LA DEMANDE D’ASILE EN FRANCE

Bien qu’on s’inquiète partout de la perte de biodiversité, la diversité de la société humaine dans notre pays continue de poser problème et la restriction du droit d’asile devient de plus en plus sévère.
On pourrait pourtant imaginer un système simple pour décider de l’attribution du droit d’asile aux immigrants : vérifier pendant une période de deux ans leur volonté et leur capacité à s’intégrer dans la société française, soit en apprenant la langue, soit en suivant avec succès une formation professionnelle, soit en travaillant. L’asile ne serait octroyé que si, au bout de ces deux années, ils avaient apporté la preuve de leur capacité à s’intégrer par leur travail et par les contacts noués avec la population, l’asile étant ainsi une valorisation de l’effort d’intégration.
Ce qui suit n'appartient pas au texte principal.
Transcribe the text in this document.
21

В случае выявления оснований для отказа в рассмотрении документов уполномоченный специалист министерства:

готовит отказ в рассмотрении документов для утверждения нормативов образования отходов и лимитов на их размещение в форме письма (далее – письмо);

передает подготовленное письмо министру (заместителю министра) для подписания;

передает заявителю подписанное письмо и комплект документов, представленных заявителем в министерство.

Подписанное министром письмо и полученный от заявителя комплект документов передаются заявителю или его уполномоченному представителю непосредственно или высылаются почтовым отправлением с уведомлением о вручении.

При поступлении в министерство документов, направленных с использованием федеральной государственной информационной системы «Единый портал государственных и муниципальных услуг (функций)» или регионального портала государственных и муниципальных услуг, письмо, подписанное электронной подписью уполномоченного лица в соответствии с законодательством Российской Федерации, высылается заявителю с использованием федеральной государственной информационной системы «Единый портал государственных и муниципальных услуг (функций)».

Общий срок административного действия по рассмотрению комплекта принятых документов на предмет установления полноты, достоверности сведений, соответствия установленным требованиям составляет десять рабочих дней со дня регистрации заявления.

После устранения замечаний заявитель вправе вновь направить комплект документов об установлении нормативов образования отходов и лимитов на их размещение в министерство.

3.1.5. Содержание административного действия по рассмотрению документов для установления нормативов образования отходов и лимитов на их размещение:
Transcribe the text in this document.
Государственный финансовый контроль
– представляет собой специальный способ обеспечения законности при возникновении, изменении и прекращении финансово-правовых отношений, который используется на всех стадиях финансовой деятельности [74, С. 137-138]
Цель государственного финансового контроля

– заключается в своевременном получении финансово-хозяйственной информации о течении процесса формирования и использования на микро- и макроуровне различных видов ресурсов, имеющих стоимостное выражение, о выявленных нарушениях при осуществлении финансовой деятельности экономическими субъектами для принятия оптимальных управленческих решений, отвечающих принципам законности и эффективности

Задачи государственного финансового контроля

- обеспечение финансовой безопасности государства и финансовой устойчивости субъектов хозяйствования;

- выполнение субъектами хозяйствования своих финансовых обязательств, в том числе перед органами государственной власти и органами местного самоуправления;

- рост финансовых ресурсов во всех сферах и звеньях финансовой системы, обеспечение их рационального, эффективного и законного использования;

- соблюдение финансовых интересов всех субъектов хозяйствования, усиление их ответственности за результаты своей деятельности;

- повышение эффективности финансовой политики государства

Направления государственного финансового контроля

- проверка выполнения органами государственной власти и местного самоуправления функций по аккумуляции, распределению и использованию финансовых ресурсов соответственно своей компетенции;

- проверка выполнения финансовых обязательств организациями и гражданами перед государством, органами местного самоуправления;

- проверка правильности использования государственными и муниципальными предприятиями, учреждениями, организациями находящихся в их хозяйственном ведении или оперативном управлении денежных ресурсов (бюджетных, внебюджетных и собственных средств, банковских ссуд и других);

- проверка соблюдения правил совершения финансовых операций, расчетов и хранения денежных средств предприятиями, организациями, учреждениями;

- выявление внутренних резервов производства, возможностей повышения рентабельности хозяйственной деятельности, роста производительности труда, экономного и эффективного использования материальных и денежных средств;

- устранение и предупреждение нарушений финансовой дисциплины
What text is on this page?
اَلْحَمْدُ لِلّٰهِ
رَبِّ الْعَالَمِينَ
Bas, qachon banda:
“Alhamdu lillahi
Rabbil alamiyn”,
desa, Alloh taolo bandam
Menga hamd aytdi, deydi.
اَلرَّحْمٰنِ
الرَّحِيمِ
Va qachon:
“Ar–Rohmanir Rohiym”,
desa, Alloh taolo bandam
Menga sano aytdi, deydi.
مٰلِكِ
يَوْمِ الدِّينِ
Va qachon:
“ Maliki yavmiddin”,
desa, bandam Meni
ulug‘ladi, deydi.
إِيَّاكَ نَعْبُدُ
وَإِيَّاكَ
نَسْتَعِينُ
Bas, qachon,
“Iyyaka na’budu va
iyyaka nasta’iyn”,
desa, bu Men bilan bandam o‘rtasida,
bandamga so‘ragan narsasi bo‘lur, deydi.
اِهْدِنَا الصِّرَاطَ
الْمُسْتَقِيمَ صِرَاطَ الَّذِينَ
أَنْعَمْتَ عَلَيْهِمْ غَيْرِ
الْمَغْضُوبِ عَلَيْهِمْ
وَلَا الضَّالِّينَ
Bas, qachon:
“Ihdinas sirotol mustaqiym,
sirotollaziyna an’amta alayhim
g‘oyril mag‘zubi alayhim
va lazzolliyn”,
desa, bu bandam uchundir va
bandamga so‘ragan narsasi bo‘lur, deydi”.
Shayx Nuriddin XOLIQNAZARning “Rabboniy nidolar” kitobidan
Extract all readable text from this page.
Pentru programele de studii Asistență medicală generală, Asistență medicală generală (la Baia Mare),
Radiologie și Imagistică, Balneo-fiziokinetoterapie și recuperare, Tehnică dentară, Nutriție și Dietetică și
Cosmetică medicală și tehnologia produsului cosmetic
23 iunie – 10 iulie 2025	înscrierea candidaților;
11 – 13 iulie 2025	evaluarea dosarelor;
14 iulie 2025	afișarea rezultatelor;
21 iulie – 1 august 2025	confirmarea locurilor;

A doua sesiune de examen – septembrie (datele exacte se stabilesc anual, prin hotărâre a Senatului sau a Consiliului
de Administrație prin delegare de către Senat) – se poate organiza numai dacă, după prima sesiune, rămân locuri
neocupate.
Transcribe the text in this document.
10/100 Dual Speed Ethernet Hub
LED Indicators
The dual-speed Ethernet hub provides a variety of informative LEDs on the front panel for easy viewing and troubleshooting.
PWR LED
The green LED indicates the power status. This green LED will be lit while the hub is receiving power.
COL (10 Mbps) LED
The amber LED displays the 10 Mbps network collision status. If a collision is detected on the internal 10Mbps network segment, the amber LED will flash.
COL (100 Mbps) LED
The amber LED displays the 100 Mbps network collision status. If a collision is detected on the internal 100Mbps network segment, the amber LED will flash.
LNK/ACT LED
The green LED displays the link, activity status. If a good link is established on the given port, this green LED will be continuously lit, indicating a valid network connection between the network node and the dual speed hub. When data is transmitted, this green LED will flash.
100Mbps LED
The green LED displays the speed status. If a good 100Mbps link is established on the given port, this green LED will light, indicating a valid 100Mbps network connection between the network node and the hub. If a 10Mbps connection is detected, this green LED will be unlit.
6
La politique menée est exactement l’inverse. Après une longue période d’attente pour l’inscription de leur demande d’asile, les immigrants ont ensuite à attendre, pendant environ deux ans, l’examen de leur dossier par la Cour Nationale du droit d’asile. Quand vient enfin le jugement, la question de leur intégration, des amitiés qu’ils ont pu tisser en France, des travaux réalisés, n’est nullement prise en considération. Cette question est évacuée. Le jugement se fonde exclusivement sur les conditions du départ de leur pays d’origine. Dans de nombreux cas le départ est né de conflits interraciaux, sur lesquels, bien sûr, les juges n’ont que de vagues notions. Il s’agit de conflits sur lesquels les journaux locaux des pays concernés donnent certes des informations, mais sans citer de façon précise les noms des personnes mises en cause, et où les commissariats de police donnent des relevés souvent peu fiables. Les juges ont beau jeu de refuser l’asile à 80 % des demandeurs, avec les mêmes attendus perpétuellement ressassés : « les motifs précis de la venue en France demeurent inconnus », ou encore « les articles de presse ne permettent pas d’établir le caractère personnel des craintes auxquelles l’intéressé serait exposé en cas de retour au pays ». En clair : vous vous êtes intégré dans la société française, vous vous êtes comporté dignement chez nous, mais maintenant la société française vous renvoie dans votre ancien pays, en reprenant le fallacieux prétexte que l’arrivée de quelques milliers d’immigrants risquerait de faire baisser nos salaires. Ces jugements de la Cour Nationale du droit d’asile, qui deviennent de plus en plus systématiques actuellement, sont la manière la plus sournoise d’agir contre les immigrants, car elle porte sur des individus qui ont eu confiance dans une justice calme et sereine en agissant dans la légalité. L’opinion publique n’y voit rien, et si ces gens restent quand même en France après le jugement, on fait d’eux des délinquants. Leur seul tort a été de demander légalement à devenir français, sans qu’on ne leur ait jamais permis de mettre à l’épreuve cette aptitude.